ROANOKE TIMES

                         Roanoke Times
                 Copyright (c) 1995, Landmark Communications, Inc.

DATE: MONDAY, October 11, 1993                   TAG: 9310110028
SECTION: NATIONAL/INTERNATIONAL                    PAGE: A-1   EDITION: METRO 
SOURCE: FRANCIS X. CLINES THE NEW YORK TIMES
DATELINE: NEW YORK                                LENGTH: Medium


CLEVER ROACHES BEDEVIL EVEN RICH NEW YORKERS

THE BIG APPLE'S top "pest manager" can't help but take pride in the city's - and planet's - greatest survivors.

Amid the various life rhythms of the city, none is so impervious to probing and reform as the vast cockroach population cycle on which L. Randy Dupree is about to lecture once more for the new class of aspiring integrated pest managers at Bronx Community College.

"That's the term they use now instead of exterminators," says Dupree, the city's expert on the cockroach, who offers no demurral at the political fanciness of the title, for it acknowledges the city can, at best, only manage its roaches, never defeat them.
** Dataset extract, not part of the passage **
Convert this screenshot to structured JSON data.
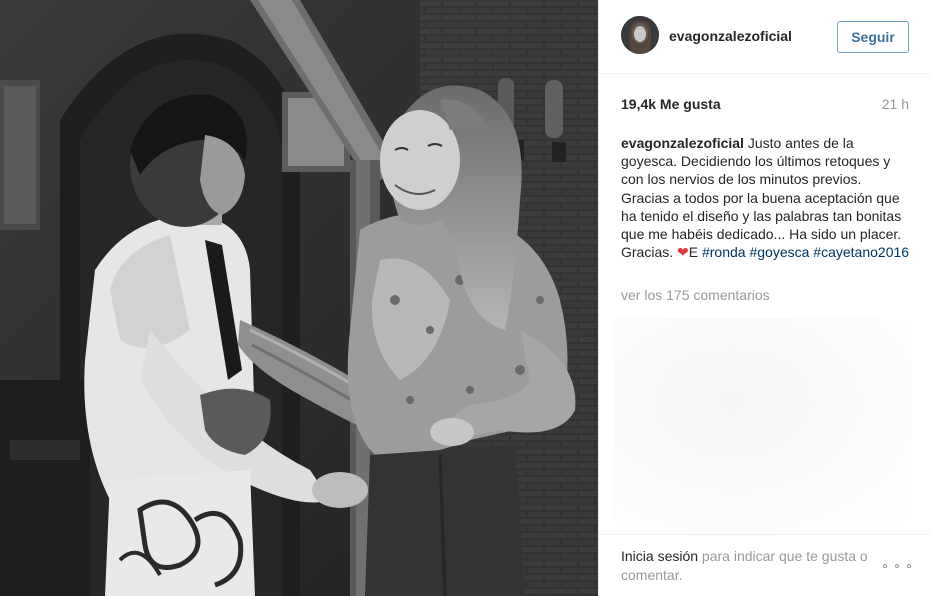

But in some ways the cockroach, with 350 million years' experience under its exoskeleton, is managing the city better:

"When clean-air laws ended garbage-burning in apartment houses, that's when the first complaints about roach infestation began coming in from Fifth Avenue, Central Park West and the other affluent, better-maintained neighborhoods because they had to begin compacting and holding garbage for pickup," Dupree, the city's assistant health commissioner for community services, said with a small smile. "The air got better for humans, but so did the food for roaches."

Dupree's lessons on the cockroach could fill entire newspaper sections, stinting only the relationships column, for the female roach needs but one act of sex to store enough male seed to reproduce monthly and account for 35,000 more roaches in less than two years. "Not much fun, but a lot of life," Dupree noted.

Cockroaches are not known to be disease carriers, they have no natural predators in the urban jungle, and they really can walk on water and even fly.

"Oh, sure, I've seen them fly when they're trapped or frightened," Dupree said, proud of a creature that evolutionists figure was probably the first flying animal.

Dupree is the city's proven master of fauna public relations. Twenty years ago, he coined the term super-rat to describe the gradual, inevitable resistance of rats to the latest poisons. "They were getting ready to cut my budget," he recalls of bureaucrats. "I said, `Oh, yeah? Have you heard about super-rat?' and they never cut that budget."

The thing he relishes about cockroaches is that no one is foolish enough even to consider declaring war on them. Merely cutting back epidemic situations is the most workable hope, Dupree teaches.

Mercifully, the budding integrated pest managers will be taught the bugs' one weakness.

"It's their own fastidiousness," Dupree said. "They clean themselves carefully." He does an imitation of leg- and mandible-licking as he explains why the remedy of a perimeter of boric acid powder works so well when the roaches scoot across the sticky granules.